It’s a sign I really like a pastor very much when he brings brain chemistry into a discussion of prayer and I still can’t find anything to complain about. In any event, I found three things interesting from this morning’s Jesus Prayer book study: Fr John’s statement that in respect to Protestantism (and even sometimes atheism) he almost never disagrees with what they affirm, only with what they deny; that the nous turns toward the senses in the form of the imaginative faculty and also toward God, like a double sided lens, and finds numinous qualities in the composite knowledge of the two; and that the body and soul are integrated in such a way that it’s worth taking neural chemistry into account when trying to understand human spirituality. I didn’t put any of those very well, because they’re not things I’m used to having to express, but nevertheless seem helpful. I’ll try to figure out the last one here.
First, I was thinking of something that Pastor Miller said one year about New Year’s resolutions: we probably shouldn’t make them, because we’re not likely to keep them. And the lifehacker people: it’s good to make goals and resolutions, but only if we’re really committed to whatever it is, and never more than three at a time; preferably one a month or so. And C S Lewis: it’s not so much that when a miracle occurs the natural is abolished or even suspended by spirit, but rather that something from beyond physical nature comes into contact with nature, and proceeds to act according to natural laws thereafter, as when bread and fish are miraculously multiplied, but then go on to be digested in an ordinary fashion. And my dad’s thinking as a youth “I’m saved! Why isn’t grace preventing my from chewing tobacco?” And Aristotle’s insistence that the key to maintaining the moral virtues lies in good habits.

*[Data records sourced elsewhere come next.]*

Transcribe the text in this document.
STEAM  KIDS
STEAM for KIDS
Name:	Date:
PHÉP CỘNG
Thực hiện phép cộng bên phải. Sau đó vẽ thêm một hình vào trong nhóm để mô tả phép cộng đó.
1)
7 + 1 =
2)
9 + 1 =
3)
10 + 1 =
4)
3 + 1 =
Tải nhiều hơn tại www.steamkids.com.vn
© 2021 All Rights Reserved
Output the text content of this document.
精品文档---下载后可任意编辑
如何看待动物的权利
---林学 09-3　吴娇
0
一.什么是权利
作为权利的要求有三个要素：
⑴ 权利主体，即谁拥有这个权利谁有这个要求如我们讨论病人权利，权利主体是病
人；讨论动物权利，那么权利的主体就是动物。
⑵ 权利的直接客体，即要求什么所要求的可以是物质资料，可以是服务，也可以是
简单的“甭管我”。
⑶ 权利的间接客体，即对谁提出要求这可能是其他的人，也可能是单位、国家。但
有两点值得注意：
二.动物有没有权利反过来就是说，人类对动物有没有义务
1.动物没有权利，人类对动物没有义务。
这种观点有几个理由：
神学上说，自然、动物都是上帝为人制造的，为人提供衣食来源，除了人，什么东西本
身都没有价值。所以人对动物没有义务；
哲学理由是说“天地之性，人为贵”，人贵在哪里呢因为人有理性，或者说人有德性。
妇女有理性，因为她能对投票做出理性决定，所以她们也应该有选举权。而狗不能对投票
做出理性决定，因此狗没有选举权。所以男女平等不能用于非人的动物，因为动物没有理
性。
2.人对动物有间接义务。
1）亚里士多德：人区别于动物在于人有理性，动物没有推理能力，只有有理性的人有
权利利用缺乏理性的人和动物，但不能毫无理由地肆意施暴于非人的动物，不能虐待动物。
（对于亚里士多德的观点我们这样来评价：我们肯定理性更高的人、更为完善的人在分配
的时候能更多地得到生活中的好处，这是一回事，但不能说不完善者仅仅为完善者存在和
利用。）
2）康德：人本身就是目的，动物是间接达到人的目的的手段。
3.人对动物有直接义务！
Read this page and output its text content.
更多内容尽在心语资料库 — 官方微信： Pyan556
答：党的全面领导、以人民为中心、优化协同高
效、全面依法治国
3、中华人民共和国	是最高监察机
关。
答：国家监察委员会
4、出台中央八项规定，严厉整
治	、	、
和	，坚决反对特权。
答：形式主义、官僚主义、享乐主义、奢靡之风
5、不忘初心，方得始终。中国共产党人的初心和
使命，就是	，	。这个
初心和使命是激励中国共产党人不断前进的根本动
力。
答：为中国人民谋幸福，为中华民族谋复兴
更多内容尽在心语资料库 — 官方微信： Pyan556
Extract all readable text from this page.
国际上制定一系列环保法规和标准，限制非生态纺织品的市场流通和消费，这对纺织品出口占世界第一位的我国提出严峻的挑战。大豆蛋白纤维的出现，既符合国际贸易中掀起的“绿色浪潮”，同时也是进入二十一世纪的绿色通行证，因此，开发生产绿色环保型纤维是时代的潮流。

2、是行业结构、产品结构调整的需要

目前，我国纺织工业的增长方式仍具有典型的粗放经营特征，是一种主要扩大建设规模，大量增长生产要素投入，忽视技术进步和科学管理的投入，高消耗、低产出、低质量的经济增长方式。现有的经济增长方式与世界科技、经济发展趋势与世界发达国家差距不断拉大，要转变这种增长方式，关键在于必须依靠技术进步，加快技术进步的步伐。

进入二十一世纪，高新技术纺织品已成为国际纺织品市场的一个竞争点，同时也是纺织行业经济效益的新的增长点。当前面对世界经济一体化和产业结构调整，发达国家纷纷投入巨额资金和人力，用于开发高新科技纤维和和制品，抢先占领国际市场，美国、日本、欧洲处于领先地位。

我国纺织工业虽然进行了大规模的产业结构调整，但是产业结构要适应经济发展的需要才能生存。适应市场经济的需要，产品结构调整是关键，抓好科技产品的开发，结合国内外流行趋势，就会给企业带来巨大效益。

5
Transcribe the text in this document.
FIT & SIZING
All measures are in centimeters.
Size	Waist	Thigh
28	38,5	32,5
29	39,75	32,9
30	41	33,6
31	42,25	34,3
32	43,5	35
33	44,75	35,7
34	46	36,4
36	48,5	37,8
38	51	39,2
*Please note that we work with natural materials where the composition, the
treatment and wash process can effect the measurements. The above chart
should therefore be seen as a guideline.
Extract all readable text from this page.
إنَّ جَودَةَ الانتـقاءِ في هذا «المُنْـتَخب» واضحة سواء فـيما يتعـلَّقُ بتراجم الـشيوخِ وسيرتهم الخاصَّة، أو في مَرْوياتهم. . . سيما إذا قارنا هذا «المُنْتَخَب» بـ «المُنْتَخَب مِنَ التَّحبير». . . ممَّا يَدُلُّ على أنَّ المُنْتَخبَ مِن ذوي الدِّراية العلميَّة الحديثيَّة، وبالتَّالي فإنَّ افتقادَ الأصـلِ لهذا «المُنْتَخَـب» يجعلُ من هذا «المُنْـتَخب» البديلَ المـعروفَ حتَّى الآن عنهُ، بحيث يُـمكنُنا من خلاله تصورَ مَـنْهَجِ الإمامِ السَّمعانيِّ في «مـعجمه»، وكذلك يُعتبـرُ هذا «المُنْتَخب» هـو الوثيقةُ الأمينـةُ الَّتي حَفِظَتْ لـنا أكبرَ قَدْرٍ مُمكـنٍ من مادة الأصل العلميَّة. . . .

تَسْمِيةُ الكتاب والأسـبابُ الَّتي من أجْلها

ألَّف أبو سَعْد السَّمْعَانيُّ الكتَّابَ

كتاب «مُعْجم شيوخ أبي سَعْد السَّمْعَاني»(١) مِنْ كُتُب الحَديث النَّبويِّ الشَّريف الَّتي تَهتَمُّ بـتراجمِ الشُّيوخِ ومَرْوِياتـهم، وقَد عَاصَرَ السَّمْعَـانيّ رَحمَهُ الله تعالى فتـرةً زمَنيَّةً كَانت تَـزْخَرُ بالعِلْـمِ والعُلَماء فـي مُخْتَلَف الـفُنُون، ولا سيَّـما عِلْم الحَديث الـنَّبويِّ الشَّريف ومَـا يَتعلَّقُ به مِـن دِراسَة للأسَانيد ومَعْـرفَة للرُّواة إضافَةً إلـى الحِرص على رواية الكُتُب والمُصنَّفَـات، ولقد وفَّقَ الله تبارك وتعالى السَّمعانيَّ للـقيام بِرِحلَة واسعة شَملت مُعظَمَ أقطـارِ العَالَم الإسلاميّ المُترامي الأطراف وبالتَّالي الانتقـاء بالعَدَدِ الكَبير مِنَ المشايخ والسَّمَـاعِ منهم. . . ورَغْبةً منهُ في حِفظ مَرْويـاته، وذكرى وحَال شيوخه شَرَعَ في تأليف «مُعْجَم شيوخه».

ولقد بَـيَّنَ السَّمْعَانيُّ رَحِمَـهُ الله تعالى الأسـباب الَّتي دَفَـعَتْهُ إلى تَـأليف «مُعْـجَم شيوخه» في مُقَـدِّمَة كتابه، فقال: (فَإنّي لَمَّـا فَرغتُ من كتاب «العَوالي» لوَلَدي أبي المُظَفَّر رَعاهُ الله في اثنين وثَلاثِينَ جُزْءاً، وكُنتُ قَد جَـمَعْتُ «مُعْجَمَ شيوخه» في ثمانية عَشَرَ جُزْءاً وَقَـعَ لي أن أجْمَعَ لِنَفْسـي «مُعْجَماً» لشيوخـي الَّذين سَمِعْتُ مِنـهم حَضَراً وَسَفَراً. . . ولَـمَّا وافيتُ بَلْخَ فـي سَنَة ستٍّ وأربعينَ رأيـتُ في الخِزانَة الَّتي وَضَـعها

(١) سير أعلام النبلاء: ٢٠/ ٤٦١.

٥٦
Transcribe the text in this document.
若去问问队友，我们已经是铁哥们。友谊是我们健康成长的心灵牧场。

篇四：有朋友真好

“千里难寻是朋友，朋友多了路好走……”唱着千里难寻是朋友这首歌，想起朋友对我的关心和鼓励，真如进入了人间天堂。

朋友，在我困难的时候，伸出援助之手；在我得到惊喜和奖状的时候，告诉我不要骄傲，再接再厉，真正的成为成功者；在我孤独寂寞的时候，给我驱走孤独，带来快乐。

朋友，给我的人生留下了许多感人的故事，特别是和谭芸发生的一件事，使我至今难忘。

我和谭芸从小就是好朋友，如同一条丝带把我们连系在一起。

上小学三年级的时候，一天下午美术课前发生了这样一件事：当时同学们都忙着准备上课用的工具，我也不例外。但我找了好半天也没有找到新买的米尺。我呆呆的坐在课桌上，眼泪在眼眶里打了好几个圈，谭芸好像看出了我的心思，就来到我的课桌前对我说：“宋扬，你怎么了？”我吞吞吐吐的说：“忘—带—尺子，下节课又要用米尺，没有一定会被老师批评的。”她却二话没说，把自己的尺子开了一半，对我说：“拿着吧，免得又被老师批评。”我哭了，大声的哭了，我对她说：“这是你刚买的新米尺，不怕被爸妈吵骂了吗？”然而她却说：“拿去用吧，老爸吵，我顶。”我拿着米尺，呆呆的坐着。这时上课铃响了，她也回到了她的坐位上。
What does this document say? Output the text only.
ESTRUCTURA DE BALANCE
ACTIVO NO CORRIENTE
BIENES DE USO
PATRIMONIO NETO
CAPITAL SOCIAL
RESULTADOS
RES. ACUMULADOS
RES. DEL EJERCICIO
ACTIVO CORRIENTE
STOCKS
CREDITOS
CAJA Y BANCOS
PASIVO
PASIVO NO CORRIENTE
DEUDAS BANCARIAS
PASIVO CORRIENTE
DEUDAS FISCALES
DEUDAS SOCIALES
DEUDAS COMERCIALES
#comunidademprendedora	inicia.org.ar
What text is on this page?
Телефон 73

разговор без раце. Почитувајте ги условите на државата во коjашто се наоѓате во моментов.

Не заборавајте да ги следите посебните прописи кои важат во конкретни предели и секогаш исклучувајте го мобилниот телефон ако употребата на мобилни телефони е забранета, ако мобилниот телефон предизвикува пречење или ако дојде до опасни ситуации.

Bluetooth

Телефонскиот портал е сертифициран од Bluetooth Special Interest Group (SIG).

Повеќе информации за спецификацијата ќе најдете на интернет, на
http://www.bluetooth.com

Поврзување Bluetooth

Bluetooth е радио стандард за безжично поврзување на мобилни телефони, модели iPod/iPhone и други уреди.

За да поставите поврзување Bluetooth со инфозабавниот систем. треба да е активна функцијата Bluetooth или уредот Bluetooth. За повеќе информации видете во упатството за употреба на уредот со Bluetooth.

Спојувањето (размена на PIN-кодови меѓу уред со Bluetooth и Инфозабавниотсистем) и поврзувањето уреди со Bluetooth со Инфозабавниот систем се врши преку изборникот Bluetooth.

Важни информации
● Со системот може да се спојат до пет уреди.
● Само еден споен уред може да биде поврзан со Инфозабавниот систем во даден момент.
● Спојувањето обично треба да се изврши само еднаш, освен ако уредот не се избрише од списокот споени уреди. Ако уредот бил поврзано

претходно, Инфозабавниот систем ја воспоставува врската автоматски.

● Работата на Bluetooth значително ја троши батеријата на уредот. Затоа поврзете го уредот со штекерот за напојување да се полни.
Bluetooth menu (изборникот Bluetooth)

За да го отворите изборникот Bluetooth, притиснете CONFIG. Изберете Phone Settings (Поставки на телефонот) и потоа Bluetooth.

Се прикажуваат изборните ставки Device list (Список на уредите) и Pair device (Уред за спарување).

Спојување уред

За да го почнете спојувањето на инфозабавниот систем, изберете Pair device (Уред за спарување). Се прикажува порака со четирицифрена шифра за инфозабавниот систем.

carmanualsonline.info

From the Orthodox perspective, Protestantism has a gnostic tendency: it tends toward disembodied spirituality. The analytic genius of the West also produces binary oppositions where they needn’t exist. So the backlash of “the body is unimportant” people is “the body is all there is” people; there come to be two opposing camps, the one saying that neural chemistry is really just incidental, and the other that it’s the only thing at work in what we consider the be mind. The former point of view is not uncommon among Christians of various kinds, and is the source of metaphors like that the human person is a ship, where Sin used to be captain, but is now tied to the mast; you are on this ship, and are free to steer it as you will, but tend to listen to the tied-up passions anyway, just because we’re dumb… or something. Well, that’s not a terrible metaphor, but it can’t be taken too literally, either. Because the relationship of soul and body isn’t much like that between helmsman and ship. We’d have to balance that with Jesus’ saying that sin gets worked in like yeast in bread. The metaphor of a person as a driver and his thoughts and actions as a car has the same difficulty. We say: God doesn’t ride shotgun! Or the one where a person is like a house, with all these rooms God has to come in and sanctify, and you’re in there showing him around. It’s not wrong, or bad, or anything like that, but it’s not complete.
Something that science can help us to understand, and which we don’t always give enough weight to is that the relationship between body and soul is not one-way only. It’s not only true that the immaterial reality of love, gratitude, convictions, and so on make a person behave in a certain way; it’s also true that behaving in a certain way will change the internal composition of a person. We know and acknowledge this to be true in a number of ways: exercise reduces stress, lack of sleep makes us feel stupid, absence of sunlight makes us sleepy and depressed, spring makes us want to compose poetry, hunger makes us cranky, laughter makes us happy, and so on. Well, Christianity posits, and it seems true, that, first, these relationships between mind and body are not merely incidental to us as persons, and that, furthermore, there are many cases where it’s perfectly legitimate to cross oneself, make a prostration, fast, and the like from hope and conviction, without any prior feeling or desire of which said action is an expression. Monasteries tend toward experimentation in these things: what would happen if we had a 40 day fast with only bread and water? What is we prayed 4 hours a day? What if we took Communion every day? What is we did 1000 prostrations? What do these things do to the soul?